W systemach ESS (MerlinX) za taką wyszukiwarkę na stronie trzeba płacić co miesiąc ok 100 zł ale w moim przekonaniu wystarczy umieścić kod którejś z pokazanych na stronach demo MerlinX (musisz jednak wiedzieć, że jeśli ktoś dokona na niej rezerwacji, trafi ona nie do Ciebie ale do firmy, której wyszukiwarkę umieściłeś dlatego wcześniej zapytaj ich o taką możliwość). Większość klientów jej nie użyje, ale jeśli coś ich zainteresuje to na pewno do Ciebie zadzwonią.
I jeszcze jedna uwaga na koniec. Nie polegaj wyłącznie na swojej stronie www, nie ważne jaka ona jest. Nawet, jeśli jest doskonała i zajmuje pierwsze miejsce w Google – to zastanów się – kto zajmuje pozostałych 9 miejsc? Twoi konkurenci! Dlatego poza stroną www dbaj o to, aby umieszczać choć kilka, ogólnych ale atrakcyjnych ofert na bezpłatnych portalach ogłoszeniowych (lokalnych i tych ogólnopolskich jak olx.pl) oraz w internetowych katalogach firm. I udzielaj się na poczytnych forach internetowych, gdzie ludzie szukają informacji związanych z wakacjami. A link do strony umieść w podpisie.

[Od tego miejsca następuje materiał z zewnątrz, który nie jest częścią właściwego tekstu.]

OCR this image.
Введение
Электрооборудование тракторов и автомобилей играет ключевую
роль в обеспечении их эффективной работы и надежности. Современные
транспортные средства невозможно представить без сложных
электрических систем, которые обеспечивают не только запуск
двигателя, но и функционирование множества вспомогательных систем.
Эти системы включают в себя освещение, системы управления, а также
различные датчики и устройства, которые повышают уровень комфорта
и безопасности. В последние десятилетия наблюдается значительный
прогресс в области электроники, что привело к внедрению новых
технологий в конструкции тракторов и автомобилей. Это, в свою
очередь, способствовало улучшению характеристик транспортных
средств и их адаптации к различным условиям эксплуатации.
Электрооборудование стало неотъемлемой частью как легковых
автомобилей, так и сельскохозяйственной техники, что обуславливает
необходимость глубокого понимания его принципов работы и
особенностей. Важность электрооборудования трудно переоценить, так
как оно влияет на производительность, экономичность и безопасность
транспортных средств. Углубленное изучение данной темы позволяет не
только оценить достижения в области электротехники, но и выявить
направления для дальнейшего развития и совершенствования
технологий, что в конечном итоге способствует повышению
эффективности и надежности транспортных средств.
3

Od strony technicznej – sugerowałbym Ci wykorzystanie elastycznego i łatwego w oprogramowaniu silnika WordPress, który ma mnóstwo wtyczek oraz szablonów. Z łatwością znajdziesz na serwisach typu freelancer.com osoby, które podejmą się wykonania takiej strony. Dzięki temu nie uzależnisz się od jednego dostawcy informatycznego, a Twoja strona będzie absolutnie unikatowa.
Podsumowanie
Celowo nie pisałem na stronie o kolorach, ergonomii i wyglądzie strony. Skupiłem się na tym, aby strona biura podróży była inna – skupiona na kliencie i jego potrzebach. To oczywiście dużo bardziej pracochłonne niż szablonowa strona z gotowego, dedykowanego dla turystyki systemu CMS, jednak praca włożona w taki serwis zwróci się w dużej ilości odwiedzin i kontaktów za pośrednictwem strony internetowej. A sprzedać musi już człowiek!
Dziękuję Ci za ten artykuł. Wiele cennych i sprytnych rad (nie wpadłam na zainstalowanie testowego Merlina na swojej stronie, a również uważam, że nieopłacalne jest kupowanie płatnej wyszukiwarki, bo klienci i tak z niej nie skorzystają).
Joanno, cieszę się, że to był dla Ciebie pomocny tekst. Z doświadczenia swojego i innych mogę powiedzieć, że sama kwestia „wplatania” linków do hoteli na stronach sprawia, że za prowizje można zapłacić rachunki telefoniczne – moim zdaniem warto – jednorazowa praca, a zarabia cały czas (szczególnie zimą, kiedy ludzie szukają np. hoteli w Alpach).